The world of work has changed in many ways. Many of the work activities and businesses which existed in the 1970s continue to operate and indeed thrive today.

And then we move on to the emerging and growing sectors which bring with them new risks to be managed and new challenges. The strength of the 1974 Act is that by setting down non specific, generic but time honoured principles, we can apply those principles today to many more SMEs, to nanotechnology, to a rapidly expanding waste and recycling industry and so on.

We must also recognise that public expectation and societal values have changed. There is a much stronger tendency for people to look to others to blame and to call for “something to be done” whenever there is an accident or an incident. There is a greater level of concern about the possibility of civil litigation and claims for damages. “Where there’s blame, there’s a claim” is a reality of the 21st Century and increased bureaucracy is often the response to ’something must be done’.

One of the saddest things about where we find ourselves in the 21st Century is that much of that bureaucracy has proliferated in the name of Health and Safety or rather “Elf ‘n’ Safety” because we do need to draw a clear distinction between that which is real Health and Safety – stopping people getting killed, injured or made ill by work – and much of the nonsense and jobs worths which shamelessly use health and safety as an excuse.

We’ve also become confused as time has progressed about who is responsible for what in relation to health and safety. The responsibility for managing health and safety in any organisation rests very clearly with those who create the risks – HSE is not responsible for managing health and safety in your workplace – that is down to you as duty holders and employers.

Without that recognition of basic responsibility and commitment to do it because it is the right thing to do – there will be no good health and safety system.

HSE provides guidance and advice of what the law requires and takes enforcement action where we find breaches and non compliance. Health and Safety professionals including ourselves provide framework and support but leadership in every organisation is key.

Today we have many more small businesses than we did 30 or even 10 years ago. However turbulent the economic climate may be over the foreseeable future, we can confidently expect that trend of increasing proportion of employees being in SMEs to continue into the future.

We know that in the past effective workforce involvement, particularly where it has involved unionised safety representatives, has delivered generally better safety performance. But today, not only are workplaces themselves very different but there are also many more workplaces with non-unionised structures or a mix of unionised and non-unionised workforces – our task is to find new and effective ways to engage current and future workforces.

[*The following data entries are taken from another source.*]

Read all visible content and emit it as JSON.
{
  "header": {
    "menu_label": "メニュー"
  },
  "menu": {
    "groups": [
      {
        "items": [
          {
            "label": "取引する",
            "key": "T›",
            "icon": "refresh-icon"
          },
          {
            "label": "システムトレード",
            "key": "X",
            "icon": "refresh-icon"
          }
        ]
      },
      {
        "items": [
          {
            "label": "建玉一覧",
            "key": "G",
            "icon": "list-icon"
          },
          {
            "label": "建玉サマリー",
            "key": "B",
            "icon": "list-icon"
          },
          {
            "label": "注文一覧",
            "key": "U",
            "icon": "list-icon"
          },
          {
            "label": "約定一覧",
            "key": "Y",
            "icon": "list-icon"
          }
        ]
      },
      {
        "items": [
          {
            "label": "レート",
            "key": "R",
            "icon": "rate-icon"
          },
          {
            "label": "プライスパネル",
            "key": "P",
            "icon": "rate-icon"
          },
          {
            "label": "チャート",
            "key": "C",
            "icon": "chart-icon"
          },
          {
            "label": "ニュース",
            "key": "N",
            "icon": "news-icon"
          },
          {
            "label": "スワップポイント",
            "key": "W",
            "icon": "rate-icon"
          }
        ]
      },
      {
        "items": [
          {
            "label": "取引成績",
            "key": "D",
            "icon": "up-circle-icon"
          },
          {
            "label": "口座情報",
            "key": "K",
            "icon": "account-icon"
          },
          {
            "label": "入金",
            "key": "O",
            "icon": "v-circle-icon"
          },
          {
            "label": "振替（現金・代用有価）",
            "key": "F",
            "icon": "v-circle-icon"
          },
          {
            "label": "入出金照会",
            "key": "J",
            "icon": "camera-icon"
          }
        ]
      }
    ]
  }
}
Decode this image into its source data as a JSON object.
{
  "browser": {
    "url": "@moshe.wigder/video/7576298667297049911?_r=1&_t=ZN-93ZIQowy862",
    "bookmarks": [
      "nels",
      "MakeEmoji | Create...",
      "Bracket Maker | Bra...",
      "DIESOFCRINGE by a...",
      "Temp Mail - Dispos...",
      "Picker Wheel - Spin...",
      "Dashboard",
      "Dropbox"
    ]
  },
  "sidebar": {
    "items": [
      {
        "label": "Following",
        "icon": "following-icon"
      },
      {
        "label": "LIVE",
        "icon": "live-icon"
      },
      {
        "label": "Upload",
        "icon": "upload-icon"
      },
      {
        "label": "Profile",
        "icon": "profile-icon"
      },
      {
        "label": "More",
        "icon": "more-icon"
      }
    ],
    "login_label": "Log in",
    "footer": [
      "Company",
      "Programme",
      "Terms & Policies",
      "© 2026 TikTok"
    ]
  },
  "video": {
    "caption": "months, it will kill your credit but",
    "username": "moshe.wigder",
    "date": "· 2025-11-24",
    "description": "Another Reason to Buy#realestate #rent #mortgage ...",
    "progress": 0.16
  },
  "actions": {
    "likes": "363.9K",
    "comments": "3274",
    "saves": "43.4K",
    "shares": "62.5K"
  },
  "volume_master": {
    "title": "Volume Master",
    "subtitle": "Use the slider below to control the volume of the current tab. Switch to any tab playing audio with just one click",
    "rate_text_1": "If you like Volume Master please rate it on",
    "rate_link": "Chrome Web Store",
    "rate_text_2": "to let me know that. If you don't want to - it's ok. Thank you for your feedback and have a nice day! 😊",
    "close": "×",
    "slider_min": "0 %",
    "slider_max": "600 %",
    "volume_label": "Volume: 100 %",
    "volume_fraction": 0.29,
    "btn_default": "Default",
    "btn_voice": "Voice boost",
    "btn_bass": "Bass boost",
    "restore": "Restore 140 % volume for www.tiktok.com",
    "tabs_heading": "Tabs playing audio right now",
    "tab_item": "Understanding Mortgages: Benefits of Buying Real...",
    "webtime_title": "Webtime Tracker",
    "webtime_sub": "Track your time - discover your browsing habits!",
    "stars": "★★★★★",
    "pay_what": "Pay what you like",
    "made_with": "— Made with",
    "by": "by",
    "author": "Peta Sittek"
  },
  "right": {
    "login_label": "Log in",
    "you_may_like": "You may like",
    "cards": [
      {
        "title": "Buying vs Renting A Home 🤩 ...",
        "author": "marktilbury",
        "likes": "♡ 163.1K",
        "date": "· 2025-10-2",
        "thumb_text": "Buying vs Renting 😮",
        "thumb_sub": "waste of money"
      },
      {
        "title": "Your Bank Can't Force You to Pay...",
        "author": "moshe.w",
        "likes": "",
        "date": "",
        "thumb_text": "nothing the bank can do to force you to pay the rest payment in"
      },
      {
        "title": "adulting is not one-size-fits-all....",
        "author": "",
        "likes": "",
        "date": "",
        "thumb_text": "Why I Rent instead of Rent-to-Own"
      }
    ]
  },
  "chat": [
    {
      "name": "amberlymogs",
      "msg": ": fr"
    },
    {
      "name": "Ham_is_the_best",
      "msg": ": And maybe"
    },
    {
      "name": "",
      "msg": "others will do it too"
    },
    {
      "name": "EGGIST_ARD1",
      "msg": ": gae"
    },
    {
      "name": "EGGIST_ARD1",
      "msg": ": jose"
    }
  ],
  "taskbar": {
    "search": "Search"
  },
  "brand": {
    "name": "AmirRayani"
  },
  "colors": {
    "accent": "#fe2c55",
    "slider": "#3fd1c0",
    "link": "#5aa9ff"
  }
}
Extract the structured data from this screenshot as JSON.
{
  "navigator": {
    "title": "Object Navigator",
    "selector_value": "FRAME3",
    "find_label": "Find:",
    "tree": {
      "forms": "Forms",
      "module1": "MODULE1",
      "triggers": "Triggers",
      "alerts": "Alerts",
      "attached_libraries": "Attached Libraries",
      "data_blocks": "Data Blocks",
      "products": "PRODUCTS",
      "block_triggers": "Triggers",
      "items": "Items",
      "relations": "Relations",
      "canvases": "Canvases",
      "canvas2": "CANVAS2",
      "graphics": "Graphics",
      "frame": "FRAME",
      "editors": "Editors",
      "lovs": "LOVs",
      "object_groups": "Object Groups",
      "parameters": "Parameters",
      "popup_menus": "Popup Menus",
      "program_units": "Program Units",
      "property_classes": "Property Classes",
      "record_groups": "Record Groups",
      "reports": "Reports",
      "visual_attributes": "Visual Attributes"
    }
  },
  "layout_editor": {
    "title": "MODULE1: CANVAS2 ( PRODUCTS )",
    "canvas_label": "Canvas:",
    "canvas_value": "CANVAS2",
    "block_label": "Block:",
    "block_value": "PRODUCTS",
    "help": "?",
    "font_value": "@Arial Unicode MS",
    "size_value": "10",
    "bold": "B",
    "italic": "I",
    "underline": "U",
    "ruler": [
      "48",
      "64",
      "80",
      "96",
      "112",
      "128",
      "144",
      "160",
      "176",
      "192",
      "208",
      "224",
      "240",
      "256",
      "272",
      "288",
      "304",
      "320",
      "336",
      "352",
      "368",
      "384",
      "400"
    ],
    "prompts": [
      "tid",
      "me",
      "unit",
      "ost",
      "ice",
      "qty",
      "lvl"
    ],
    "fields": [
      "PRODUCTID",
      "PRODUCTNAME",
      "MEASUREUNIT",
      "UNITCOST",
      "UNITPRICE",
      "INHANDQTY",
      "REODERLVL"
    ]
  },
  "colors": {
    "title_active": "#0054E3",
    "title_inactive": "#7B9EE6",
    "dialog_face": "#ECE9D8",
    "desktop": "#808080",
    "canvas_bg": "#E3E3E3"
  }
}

Many organisations are already fully committed to a properly integrated suite of health and safety arrangements and they know that good health and safety is good business. But in the coming months, the economic climate is going to test that commitment in some places and in others there is a much longer standing scepticism/reluctance to embrace proper health and safety which we must tackle. Exemption from the law or from scrutiny by the regulator is not an option for any organisation – a common sense fully integrated approach is not an option either but an imperative for everyone.